I’m not claiming Krugman is right; I generally don’t read Krugman and particularly don’t rely on his opinions on energy market issues. I’m also not claiming that Jaffe is wrong.  What I am claiming is that Jaffe simply doesn’t offer sufficient backing for her argument.

4 thoughts on “Crude Oil Prices in 2008: Was the Spike a Bubble?”

  1. Mike–

    Don’t have a lot of time, so more later. But a couple of quick hits.

    First, as Phil Verleger pointed out repeatedly during this period, WTI and Brent spiked relative to other grades (e.g., heavy Iranian crudes) due to the the new regs on clean diesel in Europe and production disruptions for light crude in Nigeria. Available data lumps all crudes together, which obscures our ability to examine supply and demand balance for specific types, and makes it difficult to evaluate the economics.

    Second, I’ve shown that in periods of heightened fundamental uncertainty, stocks and prices can both rise. Fundamental volatility shocks make it more desirable to hold inventory. The only way that inventory can expand in response to such shocks is for consumption to fall and/or output to rise, both of which require higher prices. Thus, although a positive co-movement in stocks and prices may be a necessary condition for manipulative distortion, it is not a sufficient one. (This will be a chapter in my forthcoming book. Working paper is available.)

    Third, there were price spikes in myriad commodities in 2007-2008. A focus on oil can be misleading. I’m currently doing a paper which shows that inventory and price movements for a variety of commodities were not symptomatic of a bubble, and indeed, prices of some thing that CANNOT be a bubble (i.e., shipping rates) were rising dramatically at the same time.

  2. All good points, but the third is perhaps easiest to see (so long as an energy economist is willing to be open-minded enough to actually look at non-energy commodities. How often we forget…).

  3. An update: I’ve used a kernel smoothing (local quadratic) regression to capture seasonality in oil stocks, based on US data from 2001-2009 (what I had at hand).
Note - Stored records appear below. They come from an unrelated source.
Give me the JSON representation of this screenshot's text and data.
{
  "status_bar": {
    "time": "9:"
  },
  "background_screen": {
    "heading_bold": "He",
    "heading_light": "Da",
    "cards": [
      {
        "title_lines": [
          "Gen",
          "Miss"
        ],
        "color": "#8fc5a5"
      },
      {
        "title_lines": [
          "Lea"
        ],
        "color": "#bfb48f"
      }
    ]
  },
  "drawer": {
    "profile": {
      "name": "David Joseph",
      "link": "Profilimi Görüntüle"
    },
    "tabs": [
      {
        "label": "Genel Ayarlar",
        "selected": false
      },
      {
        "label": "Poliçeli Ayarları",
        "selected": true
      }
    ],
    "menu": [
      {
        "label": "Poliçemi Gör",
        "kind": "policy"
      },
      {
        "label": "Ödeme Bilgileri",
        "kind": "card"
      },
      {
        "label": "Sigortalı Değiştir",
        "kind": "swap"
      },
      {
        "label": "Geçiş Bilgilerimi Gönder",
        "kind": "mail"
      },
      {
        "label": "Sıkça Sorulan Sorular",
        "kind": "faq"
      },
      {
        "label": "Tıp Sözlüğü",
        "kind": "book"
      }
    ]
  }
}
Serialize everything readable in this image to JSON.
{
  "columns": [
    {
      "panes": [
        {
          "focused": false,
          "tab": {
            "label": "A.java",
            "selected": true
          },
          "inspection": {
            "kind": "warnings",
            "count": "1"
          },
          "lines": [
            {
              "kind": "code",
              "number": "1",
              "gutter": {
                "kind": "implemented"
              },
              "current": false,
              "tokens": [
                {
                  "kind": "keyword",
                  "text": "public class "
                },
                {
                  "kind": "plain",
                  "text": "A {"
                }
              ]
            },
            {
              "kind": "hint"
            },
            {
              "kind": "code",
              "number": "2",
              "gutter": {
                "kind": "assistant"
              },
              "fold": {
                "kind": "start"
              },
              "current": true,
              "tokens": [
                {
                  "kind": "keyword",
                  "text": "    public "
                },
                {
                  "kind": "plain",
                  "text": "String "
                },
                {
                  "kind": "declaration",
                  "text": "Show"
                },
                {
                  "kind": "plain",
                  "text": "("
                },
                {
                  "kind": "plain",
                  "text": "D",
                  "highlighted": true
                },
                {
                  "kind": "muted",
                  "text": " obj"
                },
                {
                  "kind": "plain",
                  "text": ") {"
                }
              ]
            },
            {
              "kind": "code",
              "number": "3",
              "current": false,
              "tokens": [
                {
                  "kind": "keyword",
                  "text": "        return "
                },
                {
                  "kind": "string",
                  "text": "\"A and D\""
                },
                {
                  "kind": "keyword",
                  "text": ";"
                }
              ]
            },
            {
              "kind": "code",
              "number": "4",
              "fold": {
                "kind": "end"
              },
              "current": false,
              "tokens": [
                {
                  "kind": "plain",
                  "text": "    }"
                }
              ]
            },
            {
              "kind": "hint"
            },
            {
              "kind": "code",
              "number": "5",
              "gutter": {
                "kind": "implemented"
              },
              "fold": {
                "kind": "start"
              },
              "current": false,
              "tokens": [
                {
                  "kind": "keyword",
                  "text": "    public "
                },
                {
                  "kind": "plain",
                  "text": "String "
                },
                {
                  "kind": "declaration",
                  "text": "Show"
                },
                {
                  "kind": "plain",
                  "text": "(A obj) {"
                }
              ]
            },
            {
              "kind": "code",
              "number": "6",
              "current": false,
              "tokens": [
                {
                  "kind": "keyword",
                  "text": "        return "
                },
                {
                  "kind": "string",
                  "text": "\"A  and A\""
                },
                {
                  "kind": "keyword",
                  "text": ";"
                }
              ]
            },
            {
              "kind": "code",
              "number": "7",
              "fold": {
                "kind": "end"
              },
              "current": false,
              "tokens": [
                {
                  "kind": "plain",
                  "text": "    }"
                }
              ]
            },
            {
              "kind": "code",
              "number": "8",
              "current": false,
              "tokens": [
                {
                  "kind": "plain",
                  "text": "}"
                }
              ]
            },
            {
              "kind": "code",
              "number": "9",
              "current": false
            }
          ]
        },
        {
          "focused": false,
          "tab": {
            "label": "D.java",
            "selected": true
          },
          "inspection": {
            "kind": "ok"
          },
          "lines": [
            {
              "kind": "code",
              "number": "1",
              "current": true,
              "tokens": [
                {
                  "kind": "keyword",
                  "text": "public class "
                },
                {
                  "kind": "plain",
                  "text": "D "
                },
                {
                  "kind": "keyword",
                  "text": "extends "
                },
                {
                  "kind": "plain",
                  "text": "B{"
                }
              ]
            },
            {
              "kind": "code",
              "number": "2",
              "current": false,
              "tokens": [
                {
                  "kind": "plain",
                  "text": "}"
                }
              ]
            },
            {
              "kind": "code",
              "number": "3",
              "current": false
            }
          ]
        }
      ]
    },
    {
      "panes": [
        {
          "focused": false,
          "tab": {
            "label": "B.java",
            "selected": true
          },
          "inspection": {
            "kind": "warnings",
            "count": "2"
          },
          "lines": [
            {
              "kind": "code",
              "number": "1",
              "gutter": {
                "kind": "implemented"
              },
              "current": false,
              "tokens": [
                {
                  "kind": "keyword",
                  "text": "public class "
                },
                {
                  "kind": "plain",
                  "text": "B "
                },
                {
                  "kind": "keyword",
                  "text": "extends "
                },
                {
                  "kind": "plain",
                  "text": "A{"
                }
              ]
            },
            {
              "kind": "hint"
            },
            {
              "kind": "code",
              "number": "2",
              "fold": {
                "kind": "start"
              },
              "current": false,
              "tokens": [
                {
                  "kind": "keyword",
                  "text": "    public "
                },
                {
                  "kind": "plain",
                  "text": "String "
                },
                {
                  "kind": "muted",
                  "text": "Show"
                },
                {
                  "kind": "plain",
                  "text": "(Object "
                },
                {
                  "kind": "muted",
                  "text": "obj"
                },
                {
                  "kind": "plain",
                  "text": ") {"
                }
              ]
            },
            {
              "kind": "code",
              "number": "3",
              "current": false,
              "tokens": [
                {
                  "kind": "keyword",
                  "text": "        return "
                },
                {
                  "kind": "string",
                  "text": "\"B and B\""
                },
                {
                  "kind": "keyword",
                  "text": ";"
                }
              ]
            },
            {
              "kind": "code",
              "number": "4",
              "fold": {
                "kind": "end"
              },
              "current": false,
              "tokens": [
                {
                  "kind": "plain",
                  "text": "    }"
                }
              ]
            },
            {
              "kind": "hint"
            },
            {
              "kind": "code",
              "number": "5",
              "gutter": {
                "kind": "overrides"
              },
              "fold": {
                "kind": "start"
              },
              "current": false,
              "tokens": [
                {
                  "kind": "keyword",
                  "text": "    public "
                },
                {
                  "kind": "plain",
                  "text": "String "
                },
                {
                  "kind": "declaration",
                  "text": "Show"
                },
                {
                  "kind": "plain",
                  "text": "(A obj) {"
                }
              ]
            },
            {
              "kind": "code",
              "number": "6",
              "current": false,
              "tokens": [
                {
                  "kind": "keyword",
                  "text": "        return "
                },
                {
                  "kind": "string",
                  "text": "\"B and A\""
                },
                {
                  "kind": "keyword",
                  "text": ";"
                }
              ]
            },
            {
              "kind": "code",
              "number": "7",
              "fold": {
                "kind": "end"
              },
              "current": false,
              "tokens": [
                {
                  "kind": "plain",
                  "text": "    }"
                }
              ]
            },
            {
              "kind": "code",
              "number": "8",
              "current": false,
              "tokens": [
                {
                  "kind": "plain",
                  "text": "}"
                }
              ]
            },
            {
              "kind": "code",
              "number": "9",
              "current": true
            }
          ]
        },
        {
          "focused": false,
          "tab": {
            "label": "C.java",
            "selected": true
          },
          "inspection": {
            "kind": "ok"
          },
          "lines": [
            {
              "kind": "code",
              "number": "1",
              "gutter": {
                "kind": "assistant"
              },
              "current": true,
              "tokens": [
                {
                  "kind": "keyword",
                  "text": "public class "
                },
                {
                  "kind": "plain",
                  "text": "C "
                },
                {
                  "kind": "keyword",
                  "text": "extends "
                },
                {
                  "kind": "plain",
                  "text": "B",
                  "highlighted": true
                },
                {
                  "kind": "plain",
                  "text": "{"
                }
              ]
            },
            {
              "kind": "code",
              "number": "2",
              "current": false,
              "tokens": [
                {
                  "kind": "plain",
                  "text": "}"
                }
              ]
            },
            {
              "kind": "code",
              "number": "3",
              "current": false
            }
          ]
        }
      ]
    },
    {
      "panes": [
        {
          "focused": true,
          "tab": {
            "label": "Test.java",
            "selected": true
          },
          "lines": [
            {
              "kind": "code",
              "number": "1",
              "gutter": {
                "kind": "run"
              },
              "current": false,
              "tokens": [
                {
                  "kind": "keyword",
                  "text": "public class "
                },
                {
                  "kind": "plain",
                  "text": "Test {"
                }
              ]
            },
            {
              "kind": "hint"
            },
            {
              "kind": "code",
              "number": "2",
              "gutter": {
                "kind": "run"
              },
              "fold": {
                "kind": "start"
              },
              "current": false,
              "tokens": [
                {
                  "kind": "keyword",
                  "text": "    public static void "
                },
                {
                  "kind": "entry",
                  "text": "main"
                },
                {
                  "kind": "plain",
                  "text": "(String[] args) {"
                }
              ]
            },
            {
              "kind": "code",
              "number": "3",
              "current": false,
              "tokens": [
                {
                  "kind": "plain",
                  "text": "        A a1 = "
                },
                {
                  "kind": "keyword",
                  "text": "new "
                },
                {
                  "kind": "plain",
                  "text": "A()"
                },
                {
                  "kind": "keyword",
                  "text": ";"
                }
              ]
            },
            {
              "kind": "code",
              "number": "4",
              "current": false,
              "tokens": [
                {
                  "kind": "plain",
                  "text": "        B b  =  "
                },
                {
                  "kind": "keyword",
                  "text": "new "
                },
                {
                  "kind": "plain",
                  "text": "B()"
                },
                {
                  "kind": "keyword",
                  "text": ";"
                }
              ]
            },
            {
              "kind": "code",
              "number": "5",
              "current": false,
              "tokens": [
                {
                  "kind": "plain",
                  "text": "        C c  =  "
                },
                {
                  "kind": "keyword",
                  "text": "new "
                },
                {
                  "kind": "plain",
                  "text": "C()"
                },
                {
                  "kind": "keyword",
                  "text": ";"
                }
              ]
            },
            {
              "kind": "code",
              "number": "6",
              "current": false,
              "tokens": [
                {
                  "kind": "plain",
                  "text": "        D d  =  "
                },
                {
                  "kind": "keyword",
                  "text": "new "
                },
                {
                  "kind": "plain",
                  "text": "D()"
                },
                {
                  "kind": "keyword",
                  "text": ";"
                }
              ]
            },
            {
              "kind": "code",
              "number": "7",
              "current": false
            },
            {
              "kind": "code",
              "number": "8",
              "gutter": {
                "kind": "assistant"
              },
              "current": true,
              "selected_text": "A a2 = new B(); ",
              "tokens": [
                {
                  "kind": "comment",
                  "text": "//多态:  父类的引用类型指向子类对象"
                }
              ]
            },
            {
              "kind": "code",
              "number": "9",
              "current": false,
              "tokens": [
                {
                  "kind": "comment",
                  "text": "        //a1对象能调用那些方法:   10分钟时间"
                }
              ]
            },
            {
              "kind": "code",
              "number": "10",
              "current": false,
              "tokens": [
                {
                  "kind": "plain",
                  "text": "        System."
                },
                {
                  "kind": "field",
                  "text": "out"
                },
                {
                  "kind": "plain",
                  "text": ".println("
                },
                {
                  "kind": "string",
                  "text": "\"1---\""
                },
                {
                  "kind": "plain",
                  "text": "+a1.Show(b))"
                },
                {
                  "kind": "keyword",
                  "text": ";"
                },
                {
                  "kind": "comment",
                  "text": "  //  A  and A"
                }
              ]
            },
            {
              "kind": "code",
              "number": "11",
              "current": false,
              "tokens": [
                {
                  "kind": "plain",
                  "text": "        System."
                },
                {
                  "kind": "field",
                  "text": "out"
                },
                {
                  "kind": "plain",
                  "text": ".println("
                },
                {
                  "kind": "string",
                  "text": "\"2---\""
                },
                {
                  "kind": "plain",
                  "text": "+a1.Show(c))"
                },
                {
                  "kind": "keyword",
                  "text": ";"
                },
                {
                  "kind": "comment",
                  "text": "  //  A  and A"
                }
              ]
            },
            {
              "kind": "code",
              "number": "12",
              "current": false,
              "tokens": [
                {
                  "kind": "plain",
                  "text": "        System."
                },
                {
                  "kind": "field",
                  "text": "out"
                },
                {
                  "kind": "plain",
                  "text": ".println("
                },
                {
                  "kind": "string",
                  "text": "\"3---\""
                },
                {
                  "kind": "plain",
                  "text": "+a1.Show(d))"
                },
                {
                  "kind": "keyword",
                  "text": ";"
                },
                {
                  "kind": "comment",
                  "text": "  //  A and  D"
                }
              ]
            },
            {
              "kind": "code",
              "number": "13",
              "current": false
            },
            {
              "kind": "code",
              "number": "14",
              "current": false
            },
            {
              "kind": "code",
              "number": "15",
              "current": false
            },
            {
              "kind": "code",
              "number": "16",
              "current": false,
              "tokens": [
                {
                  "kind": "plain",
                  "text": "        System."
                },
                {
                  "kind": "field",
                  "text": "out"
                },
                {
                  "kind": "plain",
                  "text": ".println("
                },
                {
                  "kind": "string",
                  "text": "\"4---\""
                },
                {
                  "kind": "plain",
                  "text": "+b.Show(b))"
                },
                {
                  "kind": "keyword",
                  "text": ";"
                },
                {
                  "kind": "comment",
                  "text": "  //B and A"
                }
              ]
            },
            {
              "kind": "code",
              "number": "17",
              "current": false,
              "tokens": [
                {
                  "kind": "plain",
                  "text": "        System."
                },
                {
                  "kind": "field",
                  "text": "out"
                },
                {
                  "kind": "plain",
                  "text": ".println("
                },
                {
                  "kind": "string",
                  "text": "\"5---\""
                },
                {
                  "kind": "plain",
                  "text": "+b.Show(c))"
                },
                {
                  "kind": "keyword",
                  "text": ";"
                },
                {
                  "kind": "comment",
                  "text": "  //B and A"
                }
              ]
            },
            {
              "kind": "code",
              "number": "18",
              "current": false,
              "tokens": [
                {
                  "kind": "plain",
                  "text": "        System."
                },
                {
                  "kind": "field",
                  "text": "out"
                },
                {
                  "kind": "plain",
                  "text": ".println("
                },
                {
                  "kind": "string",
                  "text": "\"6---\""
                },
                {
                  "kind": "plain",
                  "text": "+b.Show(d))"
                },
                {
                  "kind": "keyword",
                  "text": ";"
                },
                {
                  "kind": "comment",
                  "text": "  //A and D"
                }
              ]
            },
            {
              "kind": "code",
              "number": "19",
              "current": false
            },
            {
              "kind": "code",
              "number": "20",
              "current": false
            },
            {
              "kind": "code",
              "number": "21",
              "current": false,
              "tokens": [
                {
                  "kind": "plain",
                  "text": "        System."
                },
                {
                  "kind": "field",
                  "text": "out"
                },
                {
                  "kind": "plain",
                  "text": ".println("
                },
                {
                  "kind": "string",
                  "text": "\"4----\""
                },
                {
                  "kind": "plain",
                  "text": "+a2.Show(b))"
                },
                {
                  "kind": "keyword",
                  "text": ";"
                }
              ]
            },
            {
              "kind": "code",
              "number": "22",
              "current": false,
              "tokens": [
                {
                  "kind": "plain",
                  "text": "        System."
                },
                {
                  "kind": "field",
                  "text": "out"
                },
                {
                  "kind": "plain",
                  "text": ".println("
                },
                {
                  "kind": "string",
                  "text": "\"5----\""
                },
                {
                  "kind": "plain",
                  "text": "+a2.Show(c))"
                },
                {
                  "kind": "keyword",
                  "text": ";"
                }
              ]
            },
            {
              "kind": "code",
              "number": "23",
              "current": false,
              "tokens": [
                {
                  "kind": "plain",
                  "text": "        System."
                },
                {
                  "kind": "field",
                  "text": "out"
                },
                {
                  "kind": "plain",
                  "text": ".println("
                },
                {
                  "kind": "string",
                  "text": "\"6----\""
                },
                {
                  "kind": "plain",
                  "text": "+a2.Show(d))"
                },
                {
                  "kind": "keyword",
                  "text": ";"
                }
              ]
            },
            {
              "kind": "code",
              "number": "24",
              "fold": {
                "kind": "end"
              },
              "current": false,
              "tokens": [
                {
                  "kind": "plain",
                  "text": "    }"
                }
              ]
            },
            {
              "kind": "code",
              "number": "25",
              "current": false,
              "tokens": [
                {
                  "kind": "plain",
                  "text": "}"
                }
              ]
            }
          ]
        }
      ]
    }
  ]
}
During the initial runup in oil prices, mid-07-early-08, oil stocks went from about 36mm bbl above the seasonally adjusted average, to 17.6 mm bbl below the seasonally adjusted average. In January, 08-April 08, stocks rose, but to just about their seasonally adjusted average (at the maximum, about 2mm bbl above the average). Then, stocks declined, reaching their (local) minimum of 25 mm bbl below the seasonally adjusted average on 4 July, 2008–exactly when prices reached their maximum. Then stocks began to increase, and prices to fall. By May, 2009, stocks were over 50 mm bbl above the seasonally adjusted average.

    This is not consistent with the bubble explanation. Indeed, it comports mainly with a fundamentals-based, theory of storage explanation in which for the most part price increases were associated with stock drawdowns, and price decreases with stock build. (Calendar spread data back this up.) Note that if prices were bubbling during 07-08, the bursting of a bubble should have led to a drawdown in stocks, but we see the exact opposite. This decline in prices and ballooning of stocks is best explained as a rational, efficient response to a large, unanticipated demand collapse.